Я распечатываю статью и прилагаю к документам, которые нашел в конверте. Теперь с помощью Google я ищу информацию о женщине по имени Донна В. Роджерс и о «Сестрах надежды». Донна оказывается семидесятилетней дамой с умным лицом и коротко стрижеными волосами цвета меди. У «Сестер надежды» имеется многостраничный сайт. Я его просматриваю: собрания, концерты, кулинарные курсы. Занятия по йоге, поэтические семинары. Политические конференции… Я отправляю эту ссылку Матильде, женщине-архитектору, с которой мне довелось работать несколько лет назад. У ее подружки Милены есть собственный модный бар в Латинском квартале, куда я частенько захожу. Несмотря на поздний час, Матильда еще за своим компьютером и сразу же отвечает на мое послание. Она спрашивает, почему я отправил ей эту ссылку. Я объясняю, что «Сестры надежды» – организация, основанная женщиной, которая некогда была возлюбленной моей матери. Звонит мобильный. Это Матильда.
– А я и не знала, что твоя мать была лесбиянкой, – говорит она.
– Я тоже не знал.
Повисает пауза, но напряжения в ней нет.
– Когда ты узнал?
– Совсем недавно.
– И что? Как ты к этому относишься?
– Это кажется мне странным, если уж честно.
– А ей… Ей известно, что ты знаешь?
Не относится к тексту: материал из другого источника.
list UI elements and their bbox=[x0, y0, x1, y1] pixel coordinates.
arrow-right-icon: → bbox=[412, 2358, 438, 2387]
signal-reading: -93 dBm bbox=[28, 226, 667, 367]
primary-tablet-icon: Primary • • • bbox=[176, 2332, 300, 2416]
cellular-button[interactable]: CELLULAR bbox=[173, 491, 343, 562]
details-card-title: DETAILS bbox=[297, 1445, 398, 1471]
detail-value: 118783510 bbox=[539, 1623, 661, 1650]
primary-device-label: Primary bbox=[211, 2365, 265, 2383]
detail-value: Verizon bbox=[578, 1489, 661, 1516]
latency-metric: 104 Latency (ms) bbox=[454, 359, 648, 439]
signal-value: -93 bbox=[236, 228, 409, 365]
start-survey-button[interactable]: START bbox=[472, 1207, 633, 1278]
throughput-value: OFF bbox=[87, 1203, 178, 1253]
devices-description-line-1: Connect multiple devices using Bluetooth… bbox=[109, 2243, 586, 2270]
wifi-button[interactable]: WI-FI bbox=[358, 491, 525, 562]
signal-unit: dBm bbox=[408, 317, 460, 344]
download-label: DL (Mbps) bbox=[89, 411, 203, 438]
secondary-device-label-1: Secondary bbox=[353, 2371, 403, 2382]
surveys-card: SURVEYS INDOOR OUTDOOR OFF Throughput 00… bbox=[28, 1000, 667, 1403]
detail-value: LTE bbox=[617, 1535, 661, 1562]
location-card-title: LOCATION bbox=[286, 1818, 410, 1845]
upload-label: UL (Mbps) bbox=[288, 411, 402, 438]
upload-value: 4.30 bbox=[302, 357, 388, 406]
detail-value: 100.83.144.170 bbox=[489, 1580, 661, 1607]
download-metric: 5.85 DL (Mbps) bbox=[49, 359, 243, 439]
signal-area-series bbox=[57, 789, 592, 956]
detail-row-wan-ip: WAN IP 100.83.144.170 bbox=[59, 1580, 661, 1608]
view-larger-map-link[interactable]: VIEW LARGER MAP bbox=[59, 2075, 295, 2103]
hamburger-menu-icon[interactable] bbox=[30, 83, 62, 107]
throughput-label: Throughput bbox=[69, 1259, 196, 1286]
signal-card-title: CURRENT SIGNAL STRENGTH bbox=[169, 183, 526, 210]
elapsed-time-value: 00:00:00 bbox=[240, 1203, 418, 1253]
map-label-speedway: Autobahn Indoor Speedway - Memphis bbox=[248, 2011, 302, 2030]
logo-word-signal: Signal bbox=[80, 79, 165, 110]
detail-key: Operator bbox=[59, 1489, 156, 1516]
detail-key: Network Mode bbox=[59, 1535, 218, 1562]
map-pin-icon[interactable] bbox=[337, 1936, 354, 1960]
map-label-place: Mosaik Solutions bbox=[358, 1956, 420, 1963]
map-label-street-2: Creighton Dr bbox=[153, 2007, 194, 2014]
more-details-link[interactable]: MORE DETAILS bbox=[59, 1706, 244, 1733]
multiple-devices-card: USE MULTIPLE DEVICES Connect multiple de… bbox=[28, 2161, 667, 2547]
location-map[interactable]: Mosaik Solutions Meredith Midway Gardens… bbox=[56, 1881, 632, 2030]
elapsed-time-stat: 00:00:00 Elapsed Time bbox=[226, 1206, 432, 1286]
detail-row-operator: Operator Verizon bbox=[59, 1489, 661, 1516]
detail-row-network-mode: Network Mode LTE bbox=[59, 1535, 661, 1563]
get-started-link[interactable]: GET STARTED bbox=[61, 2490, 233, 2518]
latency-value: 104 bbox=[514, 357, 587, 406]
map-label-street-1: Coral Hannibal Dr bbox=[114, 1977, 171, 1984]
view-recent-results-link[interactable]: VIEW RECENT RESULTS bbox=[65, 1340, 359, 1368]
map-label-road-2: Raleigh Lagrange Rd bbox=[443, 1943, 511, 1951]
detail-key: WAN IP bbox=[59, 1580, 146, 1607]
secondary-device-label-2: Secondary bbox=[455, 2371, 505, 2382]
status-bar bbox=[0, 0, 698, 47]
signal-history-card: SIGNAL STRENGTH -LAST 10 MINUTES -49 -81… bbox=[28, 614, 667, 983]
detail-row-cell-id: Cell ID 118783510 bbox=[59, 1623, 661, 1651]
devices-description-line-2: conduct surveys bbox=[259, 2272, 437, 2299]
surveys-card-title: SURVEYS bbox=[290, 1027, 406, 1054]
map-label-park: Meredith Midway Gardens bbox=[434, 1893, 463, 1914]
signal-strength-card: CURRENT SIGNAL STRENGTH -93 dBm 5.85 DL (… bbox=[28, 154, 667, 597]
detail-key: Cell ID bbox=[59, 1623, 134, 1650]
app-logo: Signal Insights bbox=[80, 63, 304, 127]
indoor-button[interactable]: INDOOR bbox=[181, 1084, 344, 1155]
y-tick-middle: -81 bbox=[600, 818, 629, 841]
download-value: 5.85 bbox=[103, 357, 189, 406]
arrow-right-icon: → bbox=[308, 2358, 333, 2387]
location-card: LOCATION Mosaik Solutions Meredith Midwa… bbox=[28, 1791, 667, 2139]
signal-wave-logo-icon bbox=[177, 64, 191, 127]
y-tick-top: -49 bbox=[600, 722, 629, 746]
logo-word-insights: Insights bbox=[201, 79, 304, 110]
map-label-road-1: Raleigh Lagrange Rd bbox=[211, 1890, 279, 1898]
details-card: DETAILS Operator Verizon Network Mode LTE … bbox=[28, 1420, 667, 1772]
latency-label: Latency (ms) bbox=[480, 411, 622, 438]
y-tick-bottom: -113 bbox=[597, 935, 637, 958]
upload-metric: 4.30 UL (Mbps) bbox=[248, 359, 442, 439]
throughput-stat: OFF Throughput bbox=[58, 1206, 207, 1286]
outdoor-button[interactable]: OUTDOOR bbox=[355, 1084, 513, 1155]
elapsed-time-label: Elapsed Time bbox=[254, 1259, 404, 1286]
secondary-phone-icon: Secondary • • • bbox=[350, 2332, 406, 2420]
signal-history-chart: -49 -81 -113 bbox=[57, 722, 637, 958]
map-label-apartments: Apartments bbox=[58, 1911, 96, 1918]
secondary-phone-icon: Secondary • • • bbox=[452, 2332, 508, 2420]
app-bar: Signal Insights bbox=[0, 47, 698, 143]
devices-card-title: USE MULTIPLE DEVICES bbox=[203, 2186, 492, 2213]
Или она сама тебе сказала?
Я вздыхаю.
– Моя мать умерла в 1974 году, Матильда. Мне тогда было десять.
– Ой, прости меня, – торопливо говорит она. – Прости!
– Ничего страшного.
– А отец знает?
– Понятия не имею, что знает и чего не знает мой отец.
– Может, давай встретимся в баре? Посидим, поговорим за стаканчиком…
Мне и хочется, и нет. Общество Матильды мне приятно, бар ее подружки – одно из любимейших моих мест для ночных посиделок, но сегодня я совершенно выбился из сил. И прямо говорю ей об этом. Она берет с меня обещание не откладывать с визитом.
Растянувшись на кровати, я звоню Анжель. Мне отвечает автоответчик. Я оставляю ей сообщение и пытаюсь дозвониться в стационарный телефон. Никто не берет трубку. Я старалось не поддаваться беспокойству, но у меня ничего не выходит Я знаю, что Анжель встречается с другими мужчинами. Но эту тему мы не обсуждаем. Мне бы хотелось, чтобы она… этого не делала. Я решил в скором времени попросить ее об этом. Интересно, что она мне возразит? Что мы не женаты? Что у нее аллергия на верность? Что она живет в Клиссоне, а я – в Париже и ничего из этого не выйдет? А и правда, смогли бы мы ужиться вместе? Анжель ни за что не захочет жить в Париже – ненавидит грязь, выхлопные газы, шум. А я, смог бы я жить в маленьком провинциальном городе? А еще она наверняка захочет узнать (потому что она об этом, без сомнения, догадалась), не спал ли я совсем недавно с Астрид и почему ничего ей об этом не сказал.
Я скучаю по Анжель. Скучаю по ней на своей широкой пустой кровати, лежа на которой снова и снова ищу ответы на множество вопросов. У меня нет ее проницательности, восхитительной скорости, «которой она находит верное решение. Я хотел бы ощутить рядом ее тело, вдохнуть запах ее кожи. Я закрываю глаза и мастурбирую, думая о ней. Разрядка наступает быстро. Вскоре я испытываю облегчение, но не чувствую себя более счастливым. Наоборот, мне кажется, я никогда не был так одинок. Я встаю, чтобы в тишине и темноте выкурить сигарету.
Перед глазами появляются тонкие черты Джун Эшби. Я представляю, как она звонит в дверь Реев – импозантная, рассерженная, отчаявшаяся. Они с Бланш лицом к лицу. Новый Мир против Старой Европы, воплощенной в спокойном буржуазном Шестнадцатом округе.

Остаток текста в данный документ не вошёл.